In the instant case, the Brashers admitted, while being deposed, that there was never any oral or written guarantee by Flowers on behalf of Charter to obtain long-term mortgage financing for their house. Despite the lack of a written or verbal guarantee, Charter or its agents attempted, in good faith, to obtain financing for the Brashers' house from several sources, but were unsuccessful. There is no evidence in the record to suggest that Charter or its agents did not put forth their best efforts to obtain the financing that the appellants desired. Indeed, the facts indicate that because of the existing economic conditions, funds for long-term mortgages were scarce.
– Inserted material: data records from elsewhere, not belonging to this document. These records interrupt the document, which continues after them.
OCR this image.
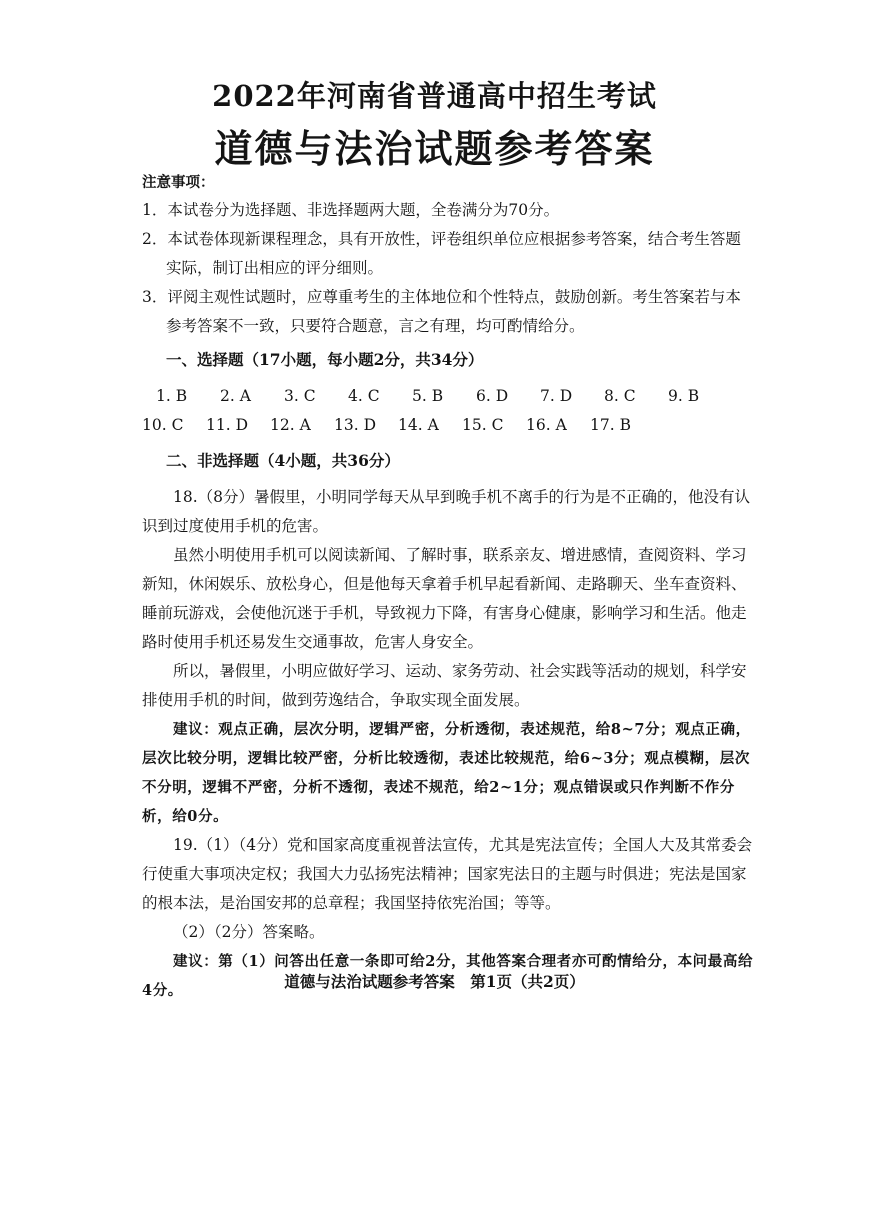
2022年河南省普通高中招生考试
道德与法治试题参考答案

注意事项：

1．本试卷分为选择题、非选择题两大题，全卷满分为70分。

2．本试卷体现新课程理念，具有开放性，评卷组织单位应根据参考答案，结合考生答题实际，制订出相应的评分细则。

3．评阅主观性试题时，应尊重考生的主体地位和个性特点，鼓励创新。考生答案若与本参考答案不一致，只要符合题意，言之有理，均可酌情给分。

一、选择题（17小题，每小题2分，共34分）

1. B	2. A	3. C	4. C	5. B	6. D	7. D	8. C	9. B
10. C	11. D	12. A	13. D	14. A	15. C	16. A	17. B

二、非选择题（4小题，共36分）

18.（8分）暑假里，小明同学每天从早到晚手机不离手的行为是不正确的，他没有认识到过度使用手机的危害。

虽然小明使用手机可以阅读新闻、了解时事，联系亲友、增进感情，查阅资料、学习新知，休闲娱乐、放松身心，但是他每天拿着手机早起看新闻、走路聊天、坐车查资料、睡前玩游戏，会使他沉迷于手机，导致视力下降，有害身心健康，影响学习和生活。他走路时使用手机还易发生交通事故，危害人身安全。

所以，暑假里，小明应做好学习、运动、家务劳动、社会实践等活动的规划，科学安排使用手机的时间，做到劳逸结合，争取实现全面发展。

建议：观点正确，层次分明，逻辑严密，分析透彻，表述规范，给8~7分；观点正确，层次比较分明，逻辑比较严密，分析比较透彻，表述比较规范，给6~3分；观点模糊，层次不分明，逻辑不严密，分析不透彻，表述不规范，给2~1分；观点错误或只作判断不作分析，给0分。

19.（1）（4分）党和国家高度重视普法宣传，尤其是宪法宣传；全国人大及其常委会行使重大事项决定权；我国大力弘扬宪法精神；国家宪法日的主题与时俱进；宪法是国家的根本法，是治国安邦的总章程；我国坚持依宪治国；等等。

（2）（2分）答案略。

建议：第（1）问答出任意一条即可给2分，其他答案合理者亦可酌情给分，本问最高给4分。	道德与法治试题参考答案　第1页（共2页）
Because the appellants offered no evidence to support the application of the Caudle rationale in this instance, and because appellants failed to provide evidence of the existence of an agreement on the part of Flowers or Charter to provide the appellants with financing, we conclude that summary judgment for Charter was proper. See Holliyan v. Gayle, 404 So. 2d 31, 34 (Ala.1981).
In addition to alleging a breach of contract, appellants also allege what could be characterized as a cause of action for fraud by Charter and Flowers. The applicable statute of limitations for fraud allegedly committed by an agent is one year. Code 1975, §§ 6-2-3 and 6-2-39(a)(5), (7).
The Brashers filed suit in this case on September 23, 1982. The facts show that on March 27, 1981, at least eighteen months before they filed suit, their attorney wrote in a letter to Walter Kennedy, senior vice-president of Real Estate Financing, that Charter was unable to obtain financing for their house. This uncontroverted evidence shows that they were aware at least eighteen months prior to the filing of their lawsuit, that Charter would be unable to obtain financing for them. Consequently, under the circumstances, any claim they may have had for fraud is barred by the one-year statute of limitations.
TORBERT, C.J., and JONES, SHORES and BEATTY, JJ., concur.